Doğmayacak çocuk için Kadiş

Yahudiliğini anlamadan kendini birden bulduğu Auschwitz`de, ölüm-yaşam kuyruğunda Kapo`nun tüyosuyla mucizevi şekilde gaz odasına gitmekten kurtulur. Kampta yaşadıkları ve gördükleri, onun için şeytanın olağan varlığından öte bir şey değildi. Lakin,Tanrı`nın yarattığı insana ait Auschwitz, iki bin yıllık Avrupa kültürünün iflas noktasıydı?

İvo MOLİNAS Köşe Yazısı
9 Ocak 2008 Çarşamba
1944’ün Eylül ayı. Auschwitz’e bu kez de Macaristan’dan trenler dolusu yahudi getirilir. SS Subayı,’ölüm-kalım  secimine’ başlar, onbinlercesine daha önce yaptığı gibi. Sol taraf gaz odalarını, sağ taraf yaşama devamı belirtir. Tanrı’nın mucize sonucu hayat verdiği insanın, ölümle yaşam arasında alçak bir Nazi’nin keyfi kararına bağlı kalması belki de varoluşun en büyük trajedisidir. Kahramanımız, 15 yaşında bir gençtir. Bir Macar yahudisidir. İlginç olan ve de başka bir deyimle yine trajik olan, yahudiliğin ne olduğunu bile bilmeden, salt yahudi aileden geldiği için oralara düşmüş bir çocuk olmasıdır. Macar genç, ölüm –yaşam kuyruğunda anlamsız gözlerle olan biteni anlamaya çalısırken birden, muhtemelen güçlü fiziğinin ona ve kendisine yarayacağına inanan Kapo’lardan birinin, “yaşın 16 olsun”  tüyosu ile sefil bir el hareketiyle ölüme gidecekken hayatını mucizevi bir şekilde tekrar kazanır…
İmre Kertesz… 2002’de, “tarihin barbar keyfiliği karşısında bireyin kırılgan deneyimini yansıtmayı” başardığı için Nobel Edebiyat Ödülü’nü alan Kertesz, işte böyle kurtulmuştu “gazlanmaktan”.
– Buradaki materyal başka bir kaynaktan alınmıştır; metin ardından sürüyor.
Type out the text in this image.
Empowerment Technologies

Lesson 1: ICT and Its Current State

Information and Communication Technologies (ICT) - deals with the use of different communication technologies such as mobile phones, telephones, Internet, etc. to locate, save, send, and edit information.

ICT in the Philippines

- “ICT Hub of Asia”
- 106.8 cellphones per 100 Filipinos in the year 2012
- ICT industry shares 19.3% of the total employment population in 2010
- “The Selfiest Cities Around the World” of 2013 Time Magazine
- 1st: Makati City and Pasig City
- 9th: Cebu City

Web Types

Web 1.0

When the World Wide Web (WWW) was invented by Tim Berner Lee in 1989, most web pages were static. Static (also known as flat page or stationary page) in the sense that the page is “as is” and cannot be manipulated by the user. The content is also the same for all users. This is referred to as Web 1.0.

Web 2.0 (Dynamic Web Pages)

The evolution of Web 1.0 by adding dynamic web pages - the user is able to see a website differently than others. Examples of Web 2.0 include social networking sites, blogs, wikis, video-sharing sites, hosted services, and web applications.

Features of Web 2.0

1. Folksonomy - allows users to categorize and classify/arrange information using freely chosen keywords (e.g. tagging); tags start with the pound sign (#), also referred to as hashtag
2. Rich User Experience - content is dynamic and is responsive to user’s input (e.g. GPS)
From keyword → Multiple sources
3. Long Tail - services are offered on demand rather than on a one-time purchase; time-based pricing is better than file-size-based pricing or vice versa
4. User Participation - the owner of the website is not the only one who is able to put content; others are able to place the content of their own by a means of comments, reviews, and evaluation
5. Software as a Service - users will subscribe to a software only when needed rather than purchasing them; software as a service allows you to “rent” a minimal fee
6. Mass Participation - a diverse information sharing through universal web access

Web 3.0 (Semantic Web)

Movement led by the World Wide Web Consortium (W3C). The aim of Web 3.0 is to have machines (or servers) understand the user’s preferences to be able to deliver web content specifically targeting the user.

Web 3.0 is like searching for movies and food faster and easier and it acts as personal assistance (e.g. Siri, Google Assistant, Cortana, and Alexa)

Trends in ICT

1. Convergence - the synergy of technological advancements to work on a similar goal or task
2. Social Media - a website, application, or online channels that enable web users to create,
Ödülüne temel teşkil eden, Auschwitz ve Buchenwald konsantrasyon kamplarında yaşadıklarını anlattığı otobiyografik “Kadersizlik” romanı bu kez filme çekilince Avrupa’da tekrar gündeme gelen bu ayrıksı Holokost edebiyatçısı farklı şeyler söylüyor insanlığa… Herşeyden önce klasik bir Holokost edebiyatçısı değil Kertesz. Auschwitz’i ve Holokost’u, salt Almanlarla Yahudiler arasındaki bir sorunsaldan öte, iki bin yıllık Avrupa kültürünün iflas noktası olarak algılıyor. “Tanrı insanı yarattı, insan da Auschwitz’i yarattı. Auschwitz mümkündü çünkü onu mümkün kılan bizlerdik”. Kertesz, insanın insana yapabildiği büyük kötülüğe tanık olmasına rağmen güçlü fiziği ve karakteri sayesinde ayakta kalmayı başarır. Kertesz, yapılan ve yaşanan büyük zulüme ve benzersiz katliamlara rağmen olanları ‘anlaşılır’ bulan bir Holokost kurtulanıdır.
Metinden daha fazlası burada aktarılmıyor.